Q: What aspects of the Health 2.0 movement will have the biggest impact on the pharmaceutical industry, and specifically, the prices paid by consumers?
A: Transparency — I’m a broken record, but that is my bias as a health economist. There’s no flowing market with the flow of information, and when it comes to pharma, we’ve had lots of obscurity and opaqueness. But you don’t need social media to enable this; you need price lists which could be available in a 1.0 world. You can already cost-compare drug prices on Costco.com, and of course, Wal-Mart and others offer $4 generic scripts. So Health 2.0 isn’t necessary to drive down drug prices. Aggregation of purchasers is.

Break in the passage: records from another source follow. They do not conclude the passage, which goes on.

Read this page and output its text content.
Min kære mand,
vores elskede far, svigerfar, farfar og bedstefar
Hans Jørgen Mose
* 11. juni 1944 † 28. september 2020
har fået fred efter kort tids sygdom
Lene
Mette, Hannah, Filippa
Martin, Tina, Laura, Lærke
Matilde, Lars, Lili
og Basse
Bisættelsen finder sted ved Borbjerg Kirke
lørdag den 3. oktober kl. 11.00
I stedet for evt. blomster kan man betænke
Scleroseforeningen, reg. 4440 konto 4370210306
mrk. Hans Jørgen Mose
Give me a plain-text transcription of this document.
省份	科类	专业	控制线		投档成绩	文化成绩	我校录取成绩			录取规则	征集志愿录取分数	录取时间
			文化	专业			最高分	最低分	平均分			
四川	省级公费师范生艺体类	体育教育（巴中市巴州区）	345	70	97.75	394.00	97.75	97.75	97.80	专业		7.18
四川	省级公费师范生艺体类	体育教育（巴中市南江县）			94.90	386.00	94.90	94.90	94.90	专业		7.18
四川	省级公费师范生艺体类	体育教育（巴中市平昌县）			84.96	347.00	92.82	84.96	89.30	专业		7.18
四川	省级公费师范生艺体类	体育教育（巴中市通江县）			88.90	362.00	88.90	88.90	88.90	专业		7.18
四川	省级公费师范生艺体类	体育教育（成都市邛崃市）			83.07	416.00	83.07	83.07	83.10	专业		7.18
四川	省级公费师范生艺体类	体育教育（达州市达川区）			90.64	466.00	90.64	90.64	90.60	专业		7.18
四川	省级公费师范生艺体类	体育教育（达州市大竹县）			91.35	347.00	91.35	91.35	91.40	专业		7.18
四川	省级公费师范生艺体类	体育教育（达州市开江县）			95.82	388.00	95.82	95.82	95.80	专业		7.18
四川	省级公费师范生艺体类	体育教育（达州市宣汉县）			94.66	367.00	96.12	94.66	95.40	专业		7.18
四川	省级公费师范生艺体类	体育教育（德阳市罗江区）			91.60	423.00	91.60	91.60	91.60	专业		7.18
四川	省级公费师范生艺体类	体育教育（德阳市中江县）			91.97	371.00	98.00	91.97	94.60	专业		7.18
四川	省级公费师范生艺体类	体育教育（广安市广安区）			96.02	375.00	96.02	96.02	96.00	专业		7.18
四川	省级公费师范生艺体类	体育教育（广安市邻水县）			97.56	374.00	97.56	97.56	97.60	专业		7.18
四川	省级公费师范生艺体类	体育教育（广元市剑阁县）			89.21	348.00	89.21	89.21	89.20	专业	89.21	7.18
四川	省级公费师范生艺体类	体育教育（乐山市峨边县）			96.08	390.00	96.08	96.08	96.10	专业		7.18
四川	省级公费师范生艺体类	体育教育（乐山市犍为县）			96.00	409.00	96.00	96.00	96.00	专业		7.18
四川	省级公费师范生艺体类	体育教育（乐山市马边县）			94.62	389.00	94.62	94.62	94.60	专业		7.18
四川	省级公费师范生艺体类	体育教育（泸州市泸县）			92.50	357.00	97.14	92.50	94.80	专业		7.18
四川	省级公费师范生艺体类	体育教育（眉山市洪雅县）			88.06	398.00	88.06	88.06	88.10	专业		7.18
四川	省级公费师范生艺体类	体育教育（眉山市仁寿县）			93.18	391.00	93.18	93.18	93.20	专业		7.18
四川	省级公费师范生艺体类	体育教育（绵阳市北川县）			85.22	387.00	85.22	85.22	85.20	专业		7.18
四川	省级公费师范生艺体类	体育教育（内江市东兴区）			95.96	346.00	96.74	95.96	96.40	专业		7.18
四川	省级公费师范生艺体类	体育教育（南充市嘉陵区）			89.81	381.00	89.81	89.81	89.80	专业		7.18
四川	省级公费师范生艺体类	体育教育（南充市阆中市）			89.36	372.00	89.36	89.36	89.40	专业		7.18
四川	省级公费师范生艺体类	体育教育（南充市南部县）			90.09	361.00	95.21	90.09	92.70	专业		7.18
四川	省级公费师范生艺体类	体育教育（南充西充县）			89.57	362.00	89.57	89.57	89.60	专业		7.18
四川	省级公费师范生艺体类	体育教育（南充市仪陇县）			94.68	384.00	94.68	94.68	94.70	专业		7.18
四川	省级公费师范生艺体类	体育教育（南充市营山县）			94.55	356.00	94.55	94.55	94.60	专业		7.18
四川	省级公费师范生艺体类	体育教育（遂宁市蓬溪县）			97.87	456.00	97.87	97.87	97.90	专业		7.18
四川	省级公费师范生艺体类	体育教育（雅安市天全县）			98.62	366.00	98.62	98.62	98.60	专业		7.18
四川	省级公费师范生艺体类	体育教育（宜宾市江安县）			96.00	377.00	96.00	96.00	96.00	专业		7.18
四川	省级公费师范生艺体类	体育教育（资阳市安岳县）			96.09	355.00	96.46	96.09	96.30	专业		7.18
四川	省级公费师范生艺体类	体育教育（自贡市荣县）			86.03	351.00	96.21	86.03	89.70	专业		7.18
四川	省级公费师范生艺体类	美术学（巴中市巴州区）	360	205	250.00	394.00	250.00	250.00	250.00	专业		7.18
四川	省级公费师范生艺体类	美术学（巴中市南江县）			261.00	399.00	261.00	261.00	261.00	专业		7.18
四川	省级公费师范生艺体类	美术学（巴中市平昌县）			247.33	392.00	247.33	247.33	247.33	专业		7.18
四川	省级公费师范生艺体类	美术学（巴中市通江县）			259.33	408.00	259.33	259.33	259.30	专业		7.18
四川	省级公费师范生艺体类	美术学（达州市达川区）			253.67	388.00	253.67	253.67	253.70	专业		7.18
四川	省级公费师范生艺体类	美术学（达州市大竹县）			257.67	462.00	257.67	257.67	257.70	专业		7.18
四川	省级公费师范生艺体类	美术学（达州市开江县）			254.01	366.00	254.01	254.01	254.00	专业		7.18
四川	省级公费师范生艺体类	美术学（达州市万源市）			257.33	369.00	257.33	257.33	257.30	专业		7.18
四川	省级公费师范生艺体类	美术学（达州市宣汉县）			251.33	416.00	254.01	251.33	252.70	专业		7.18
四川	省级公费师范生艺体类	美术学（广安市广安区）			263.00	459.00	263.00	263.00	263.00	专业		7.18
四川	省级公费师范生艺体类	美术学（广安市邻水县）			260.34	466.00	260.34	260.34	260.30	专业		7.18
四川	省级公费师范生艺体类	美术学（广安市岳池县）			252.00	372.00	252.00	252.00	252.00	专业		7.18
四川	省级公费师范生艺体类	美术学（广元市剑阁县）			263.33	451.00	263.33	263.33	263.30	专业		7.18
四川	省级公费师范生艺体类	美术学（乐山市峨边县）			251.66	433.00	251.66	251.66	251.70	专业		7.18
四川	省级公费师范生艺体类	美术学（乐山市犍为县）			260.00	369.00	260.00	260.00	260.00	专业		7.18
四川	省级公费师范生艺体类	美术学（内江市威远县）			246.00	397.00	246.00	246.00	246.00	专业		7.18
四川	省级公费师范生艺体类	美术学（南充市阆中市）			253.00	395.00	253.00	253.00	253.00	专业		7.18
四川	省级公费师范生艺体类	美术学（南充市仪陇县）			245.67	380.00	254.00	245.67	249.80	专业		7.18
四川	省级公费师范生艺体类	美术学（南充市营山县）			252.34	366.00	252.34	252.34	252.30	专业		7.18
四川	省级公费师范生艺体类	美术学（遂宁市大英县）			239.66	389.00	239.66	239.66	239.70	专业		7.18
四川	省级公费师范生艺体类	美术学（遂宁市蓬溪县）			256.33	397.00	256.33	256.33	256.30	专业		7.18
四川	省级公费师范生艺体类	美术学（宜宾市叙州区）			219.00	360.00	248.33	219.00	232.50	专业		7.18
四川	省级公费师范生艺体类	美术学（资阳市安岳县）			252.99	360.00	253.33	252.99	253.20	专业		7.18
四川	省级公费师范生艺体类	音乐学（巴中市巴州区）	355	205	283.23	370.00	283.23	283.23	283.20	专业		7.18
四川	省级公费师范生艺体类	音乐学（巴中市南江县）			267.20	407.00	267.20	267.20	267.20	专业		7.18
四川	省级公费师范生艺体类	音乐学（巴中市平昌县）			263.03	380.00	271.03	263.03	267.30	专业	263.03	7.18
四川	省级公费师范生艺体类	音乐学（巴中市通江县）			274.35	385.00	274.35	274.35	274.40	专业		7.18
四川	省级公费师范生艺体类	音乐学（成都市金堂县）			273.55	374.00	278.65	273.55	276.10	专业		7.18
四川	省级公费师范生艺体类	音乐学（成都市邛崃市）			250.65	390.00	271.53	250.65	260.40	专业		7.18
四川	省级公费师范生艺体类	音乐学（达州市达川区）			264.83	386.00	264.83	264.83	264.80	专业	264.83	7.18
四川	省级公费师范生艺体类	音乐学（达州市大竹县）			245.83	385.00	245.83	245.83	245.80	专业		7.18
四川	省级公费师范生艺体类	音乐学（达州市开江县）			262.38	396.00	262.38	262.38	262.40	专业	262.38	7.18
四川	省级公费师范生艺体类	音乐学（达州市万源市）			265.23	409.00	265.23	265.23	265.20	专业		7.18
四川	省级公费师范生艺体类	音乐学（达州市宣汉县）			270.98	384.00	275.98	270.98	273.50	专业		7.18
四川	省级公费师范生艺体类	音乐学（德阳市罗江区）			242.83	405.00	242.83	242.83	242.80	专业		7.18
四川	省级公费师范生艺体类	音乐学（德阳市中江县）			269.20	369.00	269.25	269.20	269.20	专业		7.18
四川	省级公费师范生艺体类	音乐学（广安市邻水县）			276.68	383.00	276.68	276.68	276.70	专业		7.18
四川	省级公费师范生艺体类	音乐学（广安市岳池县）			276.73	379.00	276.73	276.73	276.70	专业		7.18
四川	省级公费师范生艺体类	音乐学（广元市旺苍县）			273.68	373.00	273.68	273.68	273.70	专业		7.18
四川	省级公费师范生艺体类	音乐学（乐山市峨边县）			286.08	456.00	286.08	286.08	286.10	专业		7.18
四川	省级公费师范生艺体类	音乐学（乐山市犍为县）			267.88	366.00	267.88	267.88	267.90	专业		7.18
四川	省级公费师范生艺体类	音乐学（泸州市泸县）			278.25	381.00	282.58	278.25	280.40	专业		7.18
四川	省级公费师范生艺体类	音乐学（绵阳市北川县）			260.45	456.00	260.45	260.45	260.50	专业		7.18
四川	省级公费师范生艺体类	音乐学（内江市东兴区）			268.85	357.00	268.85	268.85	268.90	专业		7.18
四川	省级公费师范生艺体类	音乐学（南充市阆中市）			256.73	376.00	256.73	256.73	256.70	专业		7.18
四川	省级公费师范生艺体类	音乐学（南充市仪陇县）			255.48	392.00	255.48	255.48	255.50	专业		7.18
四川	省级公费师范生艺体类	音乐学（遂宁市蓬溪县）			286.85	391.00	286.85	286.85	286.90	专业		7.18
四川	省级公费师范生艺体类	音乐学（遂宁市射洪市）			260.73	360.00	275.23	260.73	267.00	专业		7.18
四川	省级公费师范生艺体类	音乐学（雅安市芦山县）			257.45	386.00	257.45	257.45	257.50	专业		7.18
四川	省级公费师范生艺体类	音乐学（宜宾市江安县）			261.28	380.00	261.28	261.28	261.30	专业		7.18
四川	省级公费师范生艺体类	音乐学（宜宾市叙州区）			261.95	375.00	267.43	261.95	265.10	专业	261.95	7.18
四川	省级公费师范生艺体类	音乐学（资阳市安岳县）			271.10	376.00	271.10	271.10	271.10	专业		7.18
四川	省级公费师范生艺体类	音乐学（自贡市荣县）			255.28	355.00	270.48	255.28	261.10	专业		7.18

Q: According to Ed Silverman, pharmaceutical companies say they can’t be more transparent (and thus fully take part in the Health 2.0 movement) because of “regulatory oversight, trade secrets and fear of litigation.” Do you think these barriers to transparency are real? If so, how do you think the pharmaceutical industry might be able to overcome them in order to communicate more openly with consumers?
A: The pharma companies say this and live in a litigious environment. In all of the layoffs occurring in Big Pharma right now, there is still a full-employment act for lawyers and outside legal counsel. But as I’ve said, brand managers are tip-toeing into the world of social media and doing small experiments. This is the culture of pharma — it’s conservative, but teachable. And a new generation of leadership is about to supplant the Old School pharma executives at the C-level, and they are Blackberry-carrying, web-surfing people. So while pharma may be a late entrant, they can be fast followers.